# ShadowPlay schaltet sich automatisch ab (Videobeweis)



## OriginalTombo (10. März 2021)

Guten Abend.
Hab jetzt schon seit längerer Zeit folgendes Problem:
Shadow Play (Videobeweis) schaltet sich einfach von selber aus. Manchmal läuft es einige Zeit, Aufnahmen lassen sich normal machen. Dann will man ne Stunde später wieder was aufnehmen und bemerkt erst dann, das es nicht mehr läuft.
Häufig ist es aber auch wie es gerade ist: Ich versuche den Videobeweis einzuschalten, aber er schaltet sich instant wieder ab. Keine Fehlermeldung, nix..
Hab GeForce Experience schon reinstalliert. Genug Speicherplatz ist auch vorhanden.
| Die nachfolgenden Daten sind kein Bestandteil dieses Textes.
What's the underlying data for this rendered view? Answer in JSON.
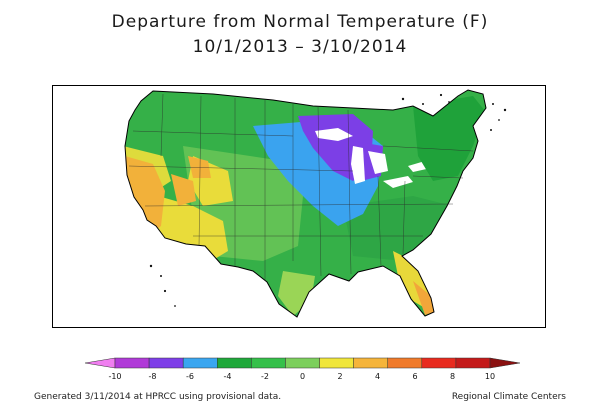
{
  "title": {
    "line1": "Departure from Normal Temperature (F)",
    "line2": "10/1/2013 – 3/10/2014"
  },
  "legend": {
    "ticks": [
      "-10",
      "-8",
      "-6",
      "-4",
      "-2",
      "0",
      "2",
      "4",
      "6",
      "8",
      "10"
    ],
    "colors": [
      "#f07ef0",
      "#b03ad8",
      "#7e3fe8",
      "#3aa6f0",
      "#1fa83a",
      "#35c04a",
      "#7ccf5c",
      "#f0e63a",
      "#f5b43a",
      "#f07a2a",
      "#e82a1e",
      "#c41a1a",
      "#8a1010"
    ]
  },
  "footer": {
    "left": "Generated 3/11/2014 at HPRCC using provisional data.",
    "right": "Regional Climate Centers"
  }
}
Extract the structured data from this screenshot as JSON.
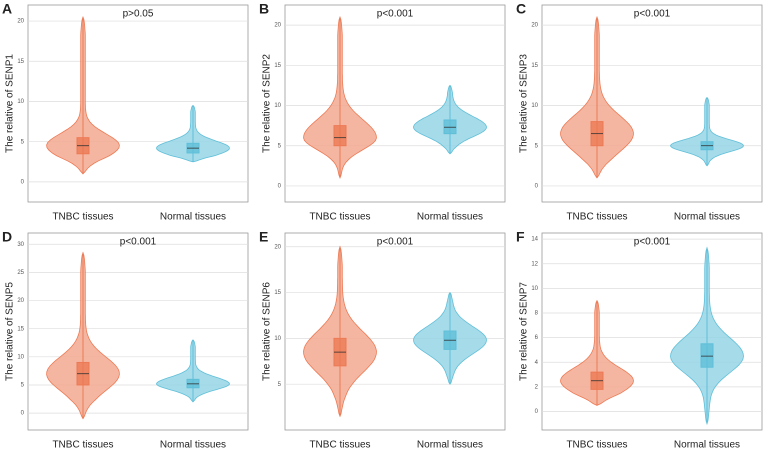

Speicherort habe ich auch schon geändert. Hardware steht in der Signatur.
Hat irgendjemand eine Idee? Langsam verzweifel ich daran


----------



## OriginalTombo (17. März 2021)

Des Rätsels Lösung (vorerst):
Kompletter Treiber runter mit Display Driver Uninstaller. Nur GeForce Experience zu reinstallieren reichte also nicht.
Neuer Treiber drauf. Läuft.

Edit: War immer noch nicht die Lösung. Habe es jetzt aber rausgefunden.

Der Anti-Cheat Client von FaceIt für CSGO war der Übeltäter, der ShadowPlay blockiert hat


----------